The Zgłowiączka river is a 79 km long left-bank tributary of the Vistula. The area of its basin is 1495.6 km2. The river starts from the Głuszyński Canal, which has its sources near the village of Płowce. Zgłowiączka flows through Głuszyńskie Lake and joins the Vistula in Włocławek. Important tributaries of the river include: Chodeczka and Lubienka (right-handed) and Bachorze Canal (left-handed).

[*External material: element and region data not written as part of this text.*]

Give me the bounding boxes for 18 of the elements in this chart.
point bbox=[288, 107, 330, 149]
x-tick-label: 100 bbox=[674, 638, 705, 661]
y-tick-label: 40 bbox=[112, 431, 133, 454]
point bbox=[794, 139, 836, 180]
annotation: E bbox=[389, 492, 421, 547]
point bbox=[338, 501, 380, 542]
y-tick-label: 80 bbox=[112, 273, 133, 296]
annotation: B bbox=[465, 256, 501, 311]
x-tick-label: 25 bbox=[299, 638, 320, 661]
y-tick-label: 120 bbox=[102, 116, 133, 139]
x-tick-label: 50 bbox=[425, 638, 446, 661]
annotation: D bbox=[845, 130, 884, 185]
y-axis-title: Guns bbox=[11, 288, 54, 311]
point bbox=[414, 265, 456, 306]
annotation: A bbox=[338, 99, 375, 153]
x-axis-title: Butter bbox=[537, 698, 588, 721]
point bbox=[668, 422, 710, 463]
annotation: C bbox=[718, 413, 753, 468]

Above the town of Lubraniec, the water is ranked as class IV purity, and below the town of Brześć Kujawski as class V purity (data from 2007/2008).

== Water sports ==
The kayaking route is characterized by its lowland nature and is relatively easy in terms of difficulty (except for some slightly difficult sections below Nowy Młyn). Its difficulty scale is assessed as U3 (permanent portages due to sandbanks, fallen trees and wicker thickets in the current). In the attractiveness scale it is categorised as **, i.e. picturesque. The route is available on the whole length only when the water level is higher than average - in spring or after rainfall. Since 1990 the Włooławek branch of PTTK (Polish Tourist and Sightseeing Society) - Włocławek Water Club has been organizing canoeing on the river (about 55 km, from Orle to Sienkiewicz Park in Włocławek).